Remains of the mining village of Bir el-Fawakhir.

In the 5th century, the Byzantine Empire, which was short of gold, resumed mining in the valleys surrounding Wadi Hammamat. Expeditions once again set out from Coptos to the mines through Wadi Hammamat, as in the pharaonic period. But whereas ancient mining activity had been concentrated in Wadi el-Sid, the Byzantine authorities increasingly exploited Wadi Fawakhir. Wadi Fawakhir was less rich in gold than Wadi el-Sid, but the latter may already have been exhausted in Antiquity, at least using the extraction techniques of the period. The Byzantine authorities' strong need for gold appears to have justified exploitation of the relatively unprofitable Wadi Fawakhir. In this context, some of the forts of the High Roman Empire located between Coptos and Wadi Fawakhir were reoccupied. The mines of Wadi Fawakhir appear to have been intensively exploited and then abandoned or nearly abandoned several times over a period of about 150 to 170 years. At its peak, the mining village of Bir el-Fawakhir probably had a population of 1,000. Ultimately, the mines were abandoned toward the end of the 6th century, probably because of depletion and the difficult political context.
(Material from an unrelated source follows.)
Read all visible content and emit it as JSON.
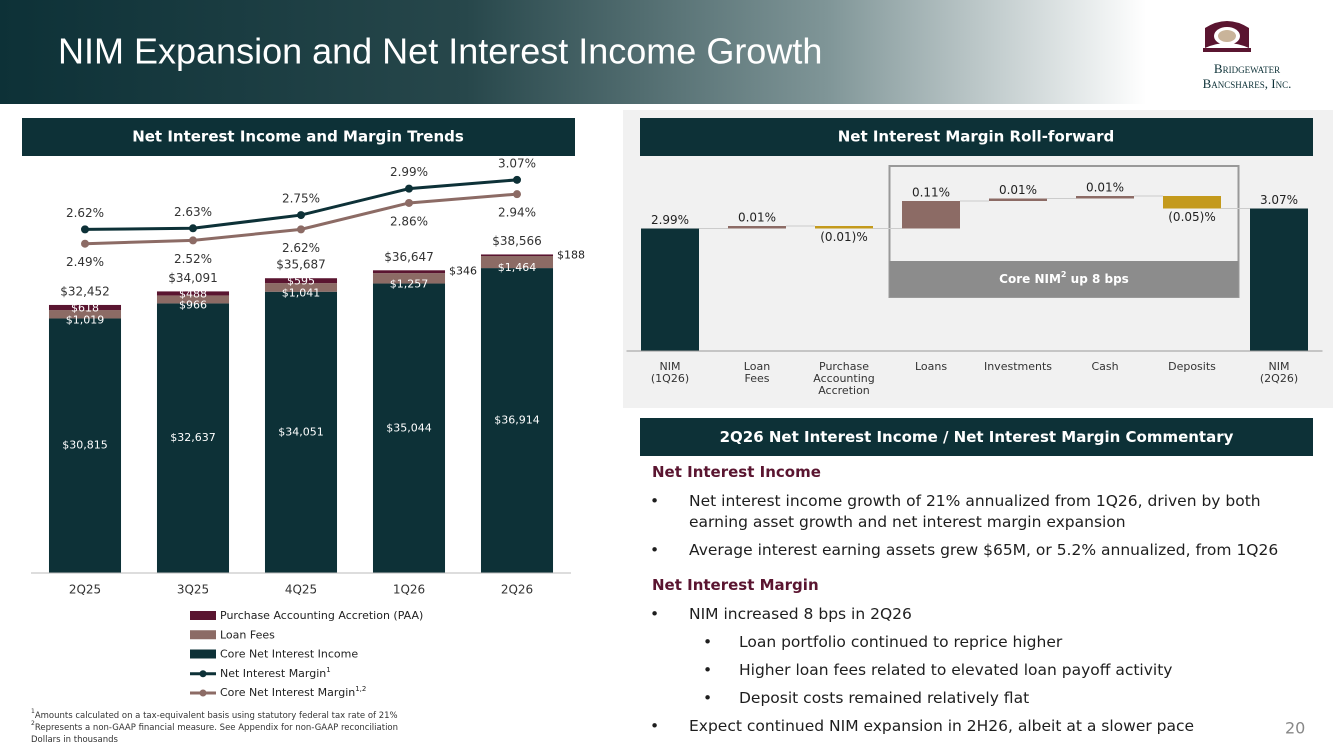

After the Arab conquest of Egypt, the Wadi Hammamat route was used by Muslim pilgrims travelling to Mecca. They crossed the ancient caravan route from the Nile Valley to reach the port of El Qoseir, and from there crossed the Red Sea to Jeddah in Arabia. The Roman fort of Bir el-Hammamat was then used as a stopping point on the route by pilgrims. It was in this context that a mosque was built in the fort's courtyard during the Middle Ages.

=== Modern history ===
In 1830, British engineers built a modern well at the site of the ancient Bir el-Hammamat well in the courtyard of the former Roman fort. The well was still in excellent condition in the following century but little used because its water was somewhat brackish. The well lost its importance after pilgrims to Mecca stopped passing through the valley.

The Bir el-Hammamat well.

In 1890, the engineer Charles Nicour was commissioned to conduct surveys to determine the feasibility of building a railway between Qena and El Qoseir through Wadi Hammamat and the ancient caravan route. Ultimately, a road suitable for wheeled vehicles was built, the present Route 256 (or Qift–El Qoseir road). This road follows almost exactly the route of the ancient road, except in the gorges of Bir el-Sid. The ancient road favoured passage through Wadi Fawakhir in order to avoid the gorges of Bir el-Sid, which were extremely difficult to traverse until modern widening works. The two routes meet again in Wadi Abu Ziran, which continues the route eastward. The construction of the road caused the destruction of the remains of the Ptolemaic sanctuary of Min at Bir el-Fawakhir.

Wadi Hammamat was studied by the first European explorers of the 19th century (James Burton, Émile Prisse d'Avennes, Karl Richard Lepsius, Vladimir Golenishchev...). They all noted the wealth of hieroglyphic inscriptions on the rocks of the valley.

The route of the modern road between Qena and El Qoseir.

G. W. Murray was the first to identify the mines of the Turin Papyrus Map with Wadi Hammamat and the neighbouring valleys. This was subsequently confirmed by Georges Goyon.

At the end of the 1980s, the Institut Français d'Archéologie Orientale carried out an epigraphic survey at Wadi Hammamat. The objective of this mission was to locate and verify known texts, search for new graffiti, and establish a topographic plan of the site. The team found 250 new inscriptions, including a long text from the reign of Merenre, an inscription from the Middle Kingdom and several graffiti from the New Kingdom.

Today, Wadi Hammamat marks the boundary between Qena Governorate and the Red Sea Governorate. The area is still exploited for gold, notably at Wadi el-Sid.